Dutch lawyer and corporate director

Marry de Gaay Fortman (born 22 September 1965) is a Dutch corporate lawyer and business executive. A partner at the Dutch law firm Houthoff, she serves on the supervisory boards of several Dutch institutions, including KLM, De Nederlandsche Bank (the Dutch Central Bank), and professional football club AFC Ajax.

== Early life and education ==
De Gaay Fortman was born on 22 September 1965 in Amsterdam. She is a member of the patrician De Gaay Fortman family; her father is the politician and scholar Bas de Gaay Fortman, and her grandfather, Wilhelm Friedrich de Gaay Fortman, served as the Dutch Minister of the Interior.

She studied law at the Vrije Universiteit Amsterdam (VU Amsterdam), graduating in 1988.

== Career ==

=== Legal career ===
Following her graduation in 1988, De Gaay Fortman joined the Amsterdam-based law firm Houthoff (then Houthoff Buruma) as an attorney. Specializing in corporate governance, public-private regulatory law, and economic public law, she became a partner in 1997. From 2001 to 2007, she served as the firm's managing partner. She remains a senior partner at the firm, advising regulated enterprises and government bodies on strategic and contentious matters.

=== Supervisory boards and corporate governance ===
Outside of her legal practice, De Gaay Fortman serves as a professional supervisor and non-executive director. She is a member of the supervisory boards of De Nederlandsche Bank (DNB) and the Dutch flag carrier airline KLM. She has also held supervisory roles at the Amsterdam municipal transport company GVB, the IT service provider Conclusion Group, and cultural institutions such as Internationaal Theater Amsterdam (formerly Toneelgroep Amsterdam) and the Paleis Het Loo museum.
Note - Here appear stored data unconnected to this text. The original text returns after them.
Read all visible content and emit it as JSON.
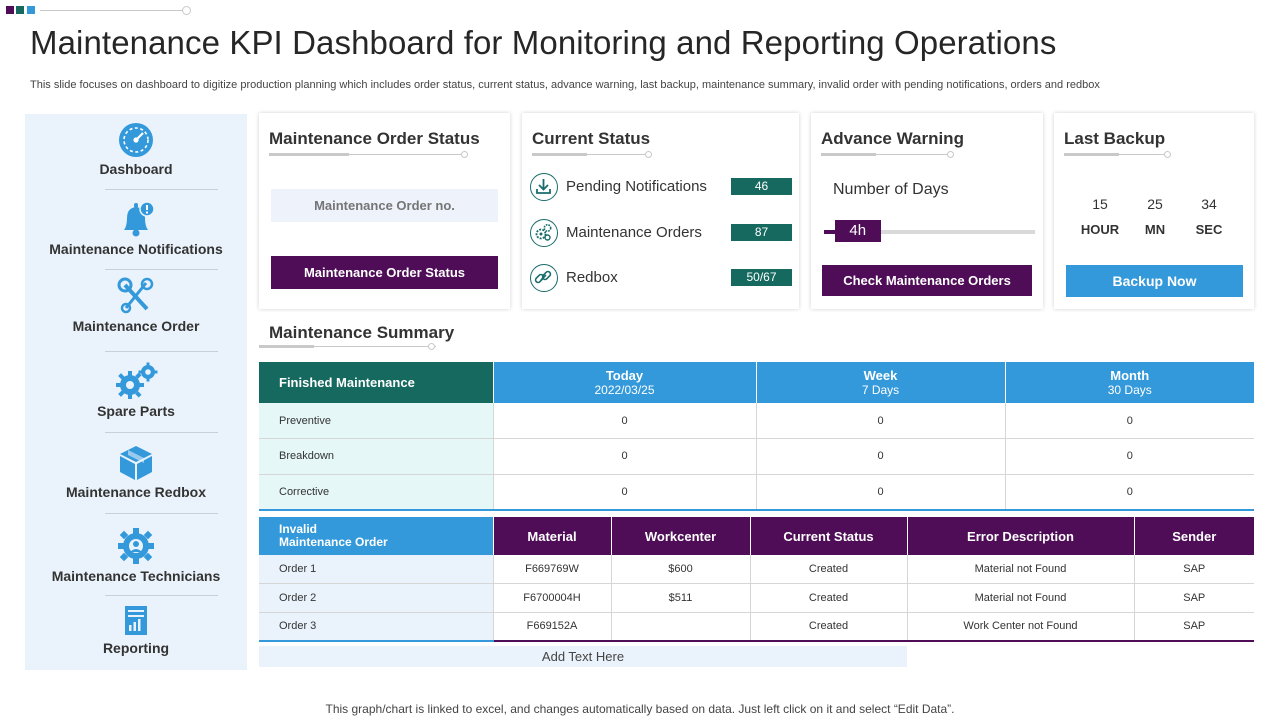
{
  "header": {
    "title": "Maintenance KPI Dashboard for Monitoring and Reporting Operations",
    "subtitle": "This slide focuses on dashboard to digitize production planning which includes order status, current status, advance warning, last backup, maintenance summary, invalid order with pending notifications, orders and redbox"
  },
  "colors": {
    "accent_blue": "#3399db",
    "accent_purple": "#4f0d57",
    "accent_teal": "#16695f",
    "sidebar_bg": "#eaf3fb"
  },
  "sidebar": {
    "items": [
      {
        "label": "Dashboard",
        "icon": "speedometer-icon"
      },
      {
        "label": "Maintenance Notifications",
        "icon": "bell-alert-icon"
      },
      {
        "label": "Maintenance Order",
        "icon": "tools-icon"
      },
      {
        "label": "Spare Parts",
        "icon": "gears-icon"
      },
      {
        "label": "Maintenance Redbox",
        "icon": "box-icon"
      },
      {
        "label": "Maintenance Technicians",
        "icon": "technician-gear-icon"
      },
      {
        "label": "Reporting",
        "icon": "report-icon"
      }
    ]
  },
  "order_status": {
    "title": "Maintenance Order Status",
    "order_no_placeholder": "Maintenance Order no.",
    "button_label": "Maintenance Order Status"
  },
  "current_status": {
    "title": "Current Status",
    "rows": [
      {
        "label": "Pending Notifications",
        "value": "46",
        "icon": "download-icon"
      },
      {
        "label": "Maintenance Orders",
        "value": "87",
        "icon": "gears-icon"
      },
      {
        "label": "Redbox",
        "value": "50/67",
        "icon": "link-icon"
      }
    ]
  },
  "advance_warning": {
    "title": "Advance Warning",
    "label": "Number of Days",
    "slider_value": "4h",
    "slider_fraction": 0.16,
    "button_label": "Check Maintenance Orders"
  },
  "last_backup": {
    "title": "Last Backup",
    "hour": "15",
    "minute": "25",
    "second": "34",
    "hour_label": "HOUR",
    "minute_label": "MN",
    "second_label": "SEC",
    "button_label": "Backup Now"
  },
  "summary": {
    "title": "Maintenance Summary",
    "finished": {
      "row_header": "Finished Maintenance",
      "columns": [
        {
          "title": "Today",
          "sub": "2022/03/25"
        },
        {
          "title": "Week",
          "sub": "7 Days"
        },
        {
          "title": "Month",
          "sub": "30 Days"
        }
      ],
      "rows": [
        {
          "label": "Preventive",
          "values": [
            "0",
            "0",
            "0"
          ]
        },
        {
          "label": "Breakdown",
          "values": [
            "0",
            "0",
            "0"
          ]
        },
        {
          "label": "Corrective",
          "values": [
            "0",
            "0",
            "0"
          ]
        }
      ]
    },
    "invalid": {
      "row_header_line1": "Invalid",
      "row_header_line2": "Maintenance Order",
      "columns": [
        "Material",
        "Workcenter",
        "Current Status",
        "Error Description",
        "Sender"
      ],
      "rows": [
        {
          "label": "Order 1",
          "values": [
            "F669769W",
            "$600",
            "Created",
            "Material not Found",
            "SAP"
          ]
        },
        {
          "label": "Order 2",
          "values": [
            "F6700004H",
            "$511",
            "Created",
            "Material not Found",
            "SAP"
          ]
        },
        {
          "label": "Order 3",
          "values": [
            "F669152A",
            "",
            "Created",
            "Work Center not Found",
            "SAP"
          ]
        }
      ]
    }
  },
  "add_text": "Add Text Here",
  "footer_note": "This graph/chart is linked to excel,  and changes automatically based on data. Just left click on it and select “Edit Data”."
}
On 20 January 2026, AFC Ajax announced her nomination to the club's Supervisory Board (Raad van Commissarissen). Her nomination was approved by shareholders at an Extraordinary General Meeting on 9 March 2026. She was appointed to a four-year term running until 2030, joining a restructured board chaired by Lesley Bamberger.

=== Advocacy and writing ===
De Gaay Fortman is an advocate for gender diversity and equal opportunity in the Dutch corporate sector. She previously served as the chair of Stichting Topvrouwen (Top Women Foundation), a national initiative aimed at increasing the flow of women into executive and supervisory boardrooms in the Netherlands. During her tenure, she actively campaigned against the assertion that qualified women are difficult to find, arguing that male executives also require time and opportunity to grow into their roles. She has stated that female directors often bring a higher degree of independent thinking to boardrooms, reducing the risk of corporate echo chambers.

In 2018, she authored the management and career book Verdrink geen dooie eend: De kunst van beminnelijke doeltreffendheid (Don't Drown a Dead Duck: The Art of Amiable Effectiveness). The book blends autobiographical anecdotes from her career on the Zuidas with strategic advice for navigating corporate politics and male-dominated environments.

== Personal life ==
De Gaay Fortman resides in the Netherlands. She is married and has four children. Three of her children have also pursued careers in law.